I've been building PHP tools with a MySQL backend. Using multi-curl I can run dozens and sometimes hundreds of each script concurrently on just one old PC (that now run the latest Ubuntu desktop). Each machine and each VM on each machine is capable of running dozens of concurrent instances.
As a result I rapidly run out of MySQL connections. When I upped the number of connections in MySQL I froze the quad-core machine I was using to host the MySQL server. Since then I've moved on to a scheme where I have a DB specific for managing requests of other DBs and using cron jobs that run for hours I maintain a few open connections per machine. At this point I'm still in the light testing phase and I haven't attempted to make hundreds of simultaneous requests to see how the MySQL server handles it.

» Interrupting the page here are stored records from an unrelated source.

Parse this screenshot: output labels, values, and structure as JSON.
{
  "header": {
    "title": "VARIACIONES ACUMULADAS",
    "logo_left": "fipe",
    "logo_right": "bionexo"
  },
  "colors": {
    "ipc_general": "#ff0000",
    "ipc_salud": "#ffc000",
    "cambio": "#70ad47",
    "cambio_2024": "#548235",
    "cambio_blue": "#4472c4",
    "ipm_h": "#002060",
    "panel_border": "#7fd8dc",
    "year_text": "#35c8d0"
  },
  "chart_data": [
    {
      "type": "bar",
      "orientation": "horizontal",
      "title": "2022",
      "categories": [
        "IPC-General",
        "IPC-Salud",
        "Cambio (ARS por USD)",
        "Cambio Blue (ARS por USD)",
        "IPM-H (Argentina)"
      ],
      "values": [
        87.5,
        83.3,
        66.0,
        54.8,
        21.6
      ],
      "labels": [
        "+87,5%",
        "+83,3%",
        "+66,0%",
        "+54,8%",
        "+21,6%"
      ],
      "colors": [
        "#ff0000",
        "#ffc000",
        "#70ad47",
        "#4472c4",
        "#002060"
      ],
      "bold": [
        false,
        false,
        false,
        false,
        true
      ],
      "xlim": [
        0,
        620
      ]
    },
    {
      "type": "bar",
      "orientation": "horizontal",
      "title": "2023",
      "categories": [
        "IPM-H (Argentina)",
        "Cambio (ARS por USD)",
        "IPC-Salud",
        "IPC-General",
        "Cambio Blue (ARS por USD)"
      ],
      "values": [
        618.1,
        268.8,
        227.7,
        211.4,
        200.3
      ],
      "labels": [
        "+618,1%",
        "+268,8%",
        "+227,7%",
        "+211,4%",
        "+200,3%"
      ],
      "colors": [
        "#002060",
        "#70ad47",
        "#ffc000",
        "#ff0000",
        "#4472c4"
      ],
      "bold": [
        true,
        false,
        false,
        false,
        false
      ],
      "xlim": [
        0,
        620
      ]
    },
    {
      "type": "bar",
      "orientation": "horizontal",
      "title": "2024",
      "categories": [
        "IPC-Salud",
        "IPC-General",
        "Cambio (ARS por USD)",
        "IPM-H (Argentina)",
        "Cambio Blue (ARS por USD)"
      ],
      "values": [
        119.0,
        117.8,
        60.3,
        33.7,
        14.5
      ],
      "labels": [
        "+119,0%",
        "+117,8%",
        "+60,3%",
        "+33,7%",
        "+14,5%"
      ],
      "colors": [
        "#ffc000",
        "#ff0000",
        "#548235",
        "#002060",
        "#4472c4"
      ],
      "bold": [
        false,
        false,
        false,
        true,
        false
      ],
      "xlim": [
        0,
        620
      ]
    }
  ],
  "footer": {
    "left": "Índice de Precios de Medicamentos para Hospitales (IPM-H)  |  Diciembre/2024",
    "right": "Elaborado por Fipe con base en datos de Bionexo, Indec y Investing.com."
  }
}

Instead I've run into another issue that I've tried several solutions for all with approx the same results. The issue is that of duplicate data being entered into the DB because I have concurrent instances of the tool running on different machines. For example, I feed a big chunk of new data into my DB and that data needs to have a few tasks performed on it such as linking an email address to a user profile. I've chosen to have a background cron process handle this a little at a time and each machine does it's share every 5 minutes. Since they all start at the same time they all grab the same email data and filter it using the same logic about which email addresses are higher priority. Then each machine begins to do what needs to be done with the emails it picked. Since they all kick off at the same time they frequently appear to grab the exact same data and attempt to do the same linkings. This causes a primary key exception in the linkage table but not some of the others. So I end up with duplicate data in some tables and occasionally incomplete linkage.
I've tried randomizing the SELECT data so the machines are working on different data sets. However, this is of course sub-optimal with respect to what I'd like the tool to accomplish so I need to run the tool more often in order for certain tasks to get completed in the desired time frame. I've tried creating a flag in the DB that designates 1 server is actively using the data so all other servers should wait. This works sometimes but sometimes 2 machines are polling that flag at the same time. Since we are talking multiple machines I don't flock will work. And from what I've read locking the table in the DB may not be a good solution either.
So I've come to StackOverflow for advice rather than continuing to beat my head against a wall.
== Update ==
Gearman looked like a great solution so I gave it the thumbs up as the answer. However, I was never able to get it working with my PHP install. I attempted several sets of suggestions/instructions online many of which never even got gearman installed. The suggestion of using apt-get install gearman-server did get gearman installed as far as I could tell - i.e. no errors were generated and gearmand would run. However, when I attempted to use gearman clients and workers in scripts I would get errors regarding not being able to find those classes.
After that I added a gearman.ini file to the correct directory. It had 1 line extension=gearman.so
. This lead to a different error where PHP told me it couldn't find gearman.so. I attempted to use sudo find / -name gearman.*
to find gearman.so with no luck - it returned C files but not gearman.so.
At this time I'd really, really, really like to implement gearman but since I can't get it to work I'm stuck with my hack and slash PHP code for implementing my distributed toolset. My "solution" to date is to create a flag that it set to "OCCUPIED" when 1 instance of the tool is doing something that would cause duplicate data issues. I have created 5 of the same flag with postfixes of _1, _2, ... so that 5 instances can run concurrently. (I use the _1, _2, ... to create an offset into the returned DB data so that no 2 tool instances are working on the same data set. In other words, if a SELECT statement would return 100+ rows and I only work on 10 at a time then _1 works on rows 1-10, _2 works on 11-20, ... Not ideal but it should allow multiple servers to operate on the DB simultaneously without duplicate data being created.)
The DB API tool timeouts if it doesn't see a result in 30 sec. The problem now is frequent timeouts when attempting to grab those flag states...